I was told asked if we can go directly from ashes and not to ashes but to the fire from being completely broken down as now to the opposite when I will open the eyes of my new self (?), and yes Stig, this is the most incredible, and how are you feeling now (?), and yes like a hammer has hit me in my back head, and still you decided to write this Facebook post of a man who was completely doped and broken down by the psychiatric system and medicine, which directly made him a zombie and killed him as it could have killed me too, and yes hoping that the world and responsible politicians would “listen”, but this is the problem you know, it “cannot” – and here and here are the links to the two posts below.

This song is what made me a “crazy David Bowie fan” in 1979/80 more than any other, and Major Tom is now very close not to be a junkie anymore, and yes “my mother said to get things done, you better not mess with Major Tom” :-).

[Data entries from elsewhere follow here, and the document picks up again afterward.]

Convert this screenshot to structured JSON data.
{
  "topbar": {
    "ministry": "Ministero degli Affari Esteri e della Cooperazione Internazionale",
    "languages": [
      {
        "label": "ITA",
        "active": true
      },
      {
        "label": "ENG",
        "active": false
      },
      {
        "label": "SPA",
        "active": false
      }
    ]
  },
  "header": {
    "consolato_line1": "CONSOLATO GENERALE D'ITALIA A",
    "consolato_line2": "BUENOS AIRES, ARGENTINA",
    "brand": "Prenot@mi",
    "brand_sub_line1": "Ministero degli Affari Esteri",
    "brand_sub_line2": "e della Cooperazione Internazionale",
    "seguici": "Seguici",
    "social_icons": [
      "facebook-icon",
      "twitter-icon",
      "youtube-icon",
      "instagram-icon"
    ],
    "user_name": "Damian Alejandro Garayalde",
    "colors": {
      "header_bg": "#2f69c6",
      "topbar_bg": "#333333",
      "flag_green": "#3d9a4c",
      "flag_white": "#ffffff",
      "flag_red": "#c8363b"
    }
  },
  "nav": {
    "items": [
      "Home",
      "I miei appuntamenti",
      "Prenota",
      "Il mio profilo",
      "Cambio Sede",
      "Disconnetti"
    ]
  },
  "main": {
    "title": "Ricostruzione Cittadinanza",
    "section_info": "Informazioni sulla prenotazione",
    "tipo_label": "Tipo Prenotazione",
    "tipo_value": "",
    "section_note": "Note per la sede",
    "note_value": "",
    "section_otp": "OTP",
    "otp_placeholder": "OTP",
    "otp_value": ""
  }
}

I was told that we have pressed life out of the air in a completely different way, and later (soon previous) darkness was asked are you in love with him (?) and replies yes I am starting to become in love with him and in love with Copenhagen once again (after turning it around from darkness to light), and here we are in love back in the balloon wheels of Tivoli in Copenhagen in one of the most classic Danish film and music clips.

When I was thinking that I better get started working with updates to my script, I was shown more darkness coming to me from far away, and it was again with the game “you are welcome” and for me to suppress it saying the opposite, and when writing this, I am almost given tears in my eyes because of EXTREME pressure these days, and yes the world just keeps going around as it normally does with people apparently not understanding and caring, and yes not the easiest thing I have done, but been in extreme situations like this some times before, but difficult is really what it is.

I was told that the exit through the garden gate is secure now, but we will stay inside of here “playing”, which is to absorb everything there is, and yes for as long as it takes.

When I started writing the update of the script at 15.50 I was feeling “more than awful” and I was told that this is what it also takes to do this work, i.e. to be “nothing”.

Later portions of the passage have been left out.